Pinning Hopes On A Pub

July 25, 1995|By Alisa Samuels | Alisa Samuels,Sun Staff Writer TC

A new Irish-American pub opened yesterday in east Columbia's Long Reach Village Center, and its owners hope it will add vitality to the struggling shopping plaza and its community.

"We want this to be a community center," said Floyd Markowitz, 47, co-owner of the new pub, Dodder and Poddle, named after two rivers that flow into Dublin and provide water to the famed Guiness Brewery.

He and co-owner, Jerry Keith, 48, will offer authentic Irish foods, American foods and games. They also plan to have live entertainment, including classic rock, blues and traditional Irish bands.

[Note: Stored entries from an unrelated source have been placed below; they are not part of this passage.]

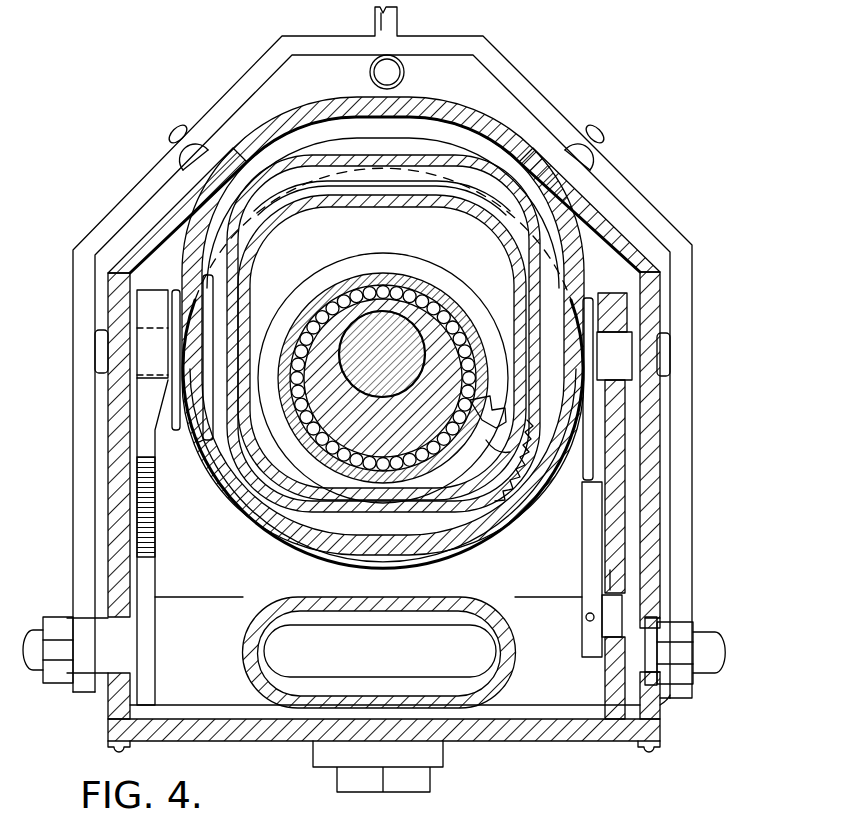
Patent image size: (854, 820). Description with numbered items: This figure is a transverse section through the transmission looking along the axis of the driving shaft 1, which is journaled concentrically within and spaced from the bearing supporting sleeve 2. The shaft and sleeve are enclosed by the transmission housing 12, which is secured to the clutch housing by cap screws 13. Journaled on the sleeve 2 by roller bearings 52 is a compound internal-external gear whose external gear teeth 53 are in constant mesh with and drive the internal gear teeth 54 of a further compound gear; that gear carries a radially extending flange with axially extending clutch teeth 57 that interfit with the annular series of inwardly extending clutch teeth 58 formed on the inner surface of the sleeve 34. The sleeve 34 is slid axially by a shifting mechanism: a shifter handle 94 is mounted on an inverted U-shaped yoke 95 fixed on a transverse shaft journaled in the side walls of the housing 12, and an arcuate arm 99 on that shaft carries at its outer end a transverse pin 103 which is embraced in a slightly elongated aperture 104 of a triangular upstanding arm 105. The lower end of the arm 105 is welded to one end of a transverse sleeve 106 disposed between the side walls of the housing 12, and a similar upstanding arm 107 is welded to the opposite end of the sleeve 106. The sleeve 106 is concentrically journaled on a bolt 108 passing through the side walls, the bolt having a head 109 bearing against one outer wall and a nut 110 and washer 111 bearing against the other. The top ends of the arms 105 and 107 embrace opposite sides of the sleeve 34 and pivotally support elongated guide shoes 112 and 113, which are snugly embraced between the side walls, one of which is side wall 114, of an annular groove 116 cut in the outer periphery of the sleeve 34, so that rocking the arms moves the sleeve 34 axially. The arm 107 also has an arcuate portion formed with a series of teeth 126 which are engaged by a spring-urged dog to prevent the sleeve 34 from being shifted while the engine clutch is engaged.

The driving shaft 1 is at (378, 345).
The bearing supporting sleeve 2 is at (440, 368).
The transmission housing 12 is at (343, 108).
The cap screws 13 is at (396, 72).
The sleeve 34 is at (418, 160).
The roller bearings 52 is at (416, 298).
The external gear teeth 53 is at (492, 402).
The internal gear teeth 54 is at (507, 455).
The clutch teeth 57 is at (490, 500).
The clutch teeth 58 is at (538, 455).
The shifter handle 94 is at (397, 22).
The yoke 95 is at (545, 107).
The arcuate arm 99 is at (590, 528).
The transverse pin 103 is at (600, 630).
The elongated aperture 104 is at (608, 577).
The upstanding arm 105 is at (615, 452).
The sleeve 106 is at (440, 588).
The upstanding arm 107 is at (153, 443).
The bolt 108 is at (380, 651).
The head 109 is at (95, 675).
The nut 110 is at (666, 697).
The washer 111 is at (650, 705).
The guide shoe 112 is at (592, 300).
The guide shoe 113 is at (170, 287).
The side wall 114 is at (367, 143).
The annular groove 116 is at (383, 156).
The teeth 126 is at (146, 511).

The pub opens as some Long Reach residents and community leaders are worried over the future of the 21-year-old village center in wake of the Rouse Co.'s announcement of a new $45 million "power center," the Chalice shopping center, to open nearby off Route 175.

For years, neighbors have complained that the Long Reach center was overlooked and in desperate need of improvement to draw new merchants. They say the center's anchor store, a Safeway, is obsolete and can't compete with more modern village centers.

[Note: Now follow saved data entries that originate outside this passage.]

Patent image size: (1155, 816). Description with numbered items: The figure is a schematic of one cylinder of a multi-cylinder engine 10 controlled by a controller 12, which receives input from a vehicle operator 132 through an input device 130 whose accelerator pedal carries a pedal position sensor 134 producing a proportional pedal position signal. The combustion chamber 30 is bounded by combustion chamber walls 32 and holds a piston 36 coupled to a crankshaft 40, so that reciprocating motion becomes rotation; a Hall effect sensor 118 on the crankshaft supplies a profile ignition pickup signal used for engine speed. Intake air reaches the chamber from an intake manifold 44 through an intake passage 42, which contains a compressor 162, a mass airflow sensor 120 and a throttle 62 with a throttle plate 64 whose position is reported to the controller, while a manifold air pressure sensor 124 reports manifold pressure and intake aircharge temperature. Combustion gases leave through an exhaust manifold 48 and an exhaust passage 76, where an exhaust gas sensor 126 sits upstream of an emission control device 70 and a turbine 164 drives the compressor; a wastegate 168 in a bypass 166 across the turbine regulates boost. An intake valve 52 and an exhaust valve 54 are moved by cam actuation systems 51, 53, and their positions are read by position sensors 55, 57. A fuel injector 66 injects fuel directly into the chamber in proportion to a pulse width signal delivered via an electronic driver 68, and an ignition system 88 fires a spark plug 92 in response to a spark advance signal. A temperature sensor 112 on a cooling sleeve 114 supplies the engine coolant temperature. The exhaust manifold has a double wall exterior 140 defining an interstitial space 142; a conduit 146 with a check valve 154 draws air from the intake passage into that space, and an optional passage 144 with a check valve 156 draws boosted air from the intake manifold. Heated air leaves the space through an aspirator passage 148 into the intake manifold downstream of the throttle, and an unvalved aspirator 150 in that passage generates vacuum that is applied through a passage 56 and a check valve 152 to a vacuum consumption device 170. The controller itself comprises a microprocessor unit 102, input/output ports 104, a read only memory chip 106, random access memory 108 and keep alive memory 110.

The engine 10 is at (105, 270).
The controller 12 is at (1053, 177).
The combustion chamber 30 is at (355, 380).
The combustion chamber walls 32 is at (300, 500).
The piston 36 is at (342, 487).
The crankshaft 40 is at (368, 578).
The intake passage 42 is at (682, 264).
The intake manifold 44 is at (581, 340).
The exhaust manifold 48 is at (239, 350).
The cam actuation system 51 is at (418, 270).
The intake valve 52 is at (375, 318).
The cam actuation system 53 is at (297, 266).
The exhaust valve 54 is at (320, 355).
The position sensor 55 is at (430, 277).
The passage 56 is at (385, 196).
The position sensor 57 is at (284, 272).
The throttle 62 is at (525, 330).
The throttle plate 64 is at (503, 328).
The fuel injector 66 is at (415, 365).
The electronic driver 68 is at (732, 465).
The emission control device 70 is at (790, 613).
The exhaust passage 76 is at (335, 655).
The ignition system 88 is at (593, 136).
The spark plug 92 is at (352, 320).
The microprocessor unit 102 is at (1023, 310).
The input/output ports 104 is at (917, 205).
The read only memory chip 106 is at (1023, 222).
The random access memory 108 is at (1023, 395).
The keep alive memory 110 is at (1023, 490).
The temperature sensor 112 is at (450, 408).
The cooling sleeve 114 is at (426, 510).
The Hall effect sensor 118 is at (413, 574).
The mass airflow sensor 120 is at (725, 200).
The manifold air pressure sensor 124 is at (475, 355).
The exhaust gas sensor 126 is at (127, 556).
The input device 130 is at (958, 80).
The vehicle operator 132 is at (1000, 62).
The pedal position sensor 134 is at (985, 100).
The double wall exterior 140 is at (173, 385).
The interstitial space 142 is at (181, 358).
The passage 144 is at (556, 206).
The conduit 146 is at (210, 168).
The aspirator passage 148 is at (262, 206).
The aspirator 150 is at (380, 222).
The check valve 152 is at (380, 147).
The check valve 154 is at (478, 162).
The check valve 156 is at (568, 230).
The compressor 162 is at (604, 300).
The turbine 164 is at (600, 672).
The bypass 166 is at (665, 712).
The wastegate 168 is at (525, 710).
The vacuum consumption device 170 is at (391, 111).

"I don't like the grocery store there," said Long Reach resident David Ross, 35. "It's pretty old and the selection is not very good." In stead, Mr. Ross drives 10 to 15 minutes to the Dorsey's Search Village Center to buy groceries. There is one vacancy in the village center, a spot left vacant when a photo shop closed last month. More space will be available Aug. 28 when First Fidelity Bank closes its 20-year-old branch.

The bank's departure will leave 19 businesses in the 120,500-square-foot center, said Cathy Lickteig, a spokeswoman for the Rouse Co.'s subsidiary, Columbia Management Inc., which manages Columbia's village centers.By year's end, Ms. Lickteig predicted, two major merchants -- whose names she wouldn't disclose -- will help fill up the center's vacant space.

"All of the village centers have a life cycle -- a cycle before they need to be renewed," Ms. Lickteig said. "Long Reach is in its need-to-be-renewed cycle."

She said that by 1997 the village center will undergo a major renovation, including plans to expand Safeway.

As Columbia has developed over the past 28 years, residents have gone from doing much of their shopping at its villager centers to patronizing much newer and larger retail complexes, such as the planned Chalice project.

Sarah B. Uphouse, the Long Reach Village Center's manager, said the Rouse Co. has assured the village board the Chalice project will not have a grocery or liquor store that would compete with businesses in the village center. But she believes the village center cannot avoid being affected by Chalice's development.

Ms. Uphouse welcomes the Irish-American pub, which is filling a spot vacated by Sneakers sports saloon.

"It's really the first step in doing major changes in the village center," Ms. Uphouse said.

The pub's owners, Mr. Keith and Mr. Markowitz, are eager to make a success of the village center location. "We felt with all the new housing going up in the area that it would be a prime location," said Mr. Keith, a longtime basketball coach at Wilde Lake High School, who formerly worked at a Wilde Lake village bar, J. K.'s Pub.

Mr. Markowitz is working full time in the new venture, after quitting his job at AT&T after 24 years.

Inside the cozy pub, there's seating for 85 patrons, 11 TV screens for sports enthusiasts and photos of such athletes as former Orioles' Eddie Murray and Jim Palmer. "Neither of us is looking to become millionaires," Mr. Markowitz said. "We just want to earn an honest living."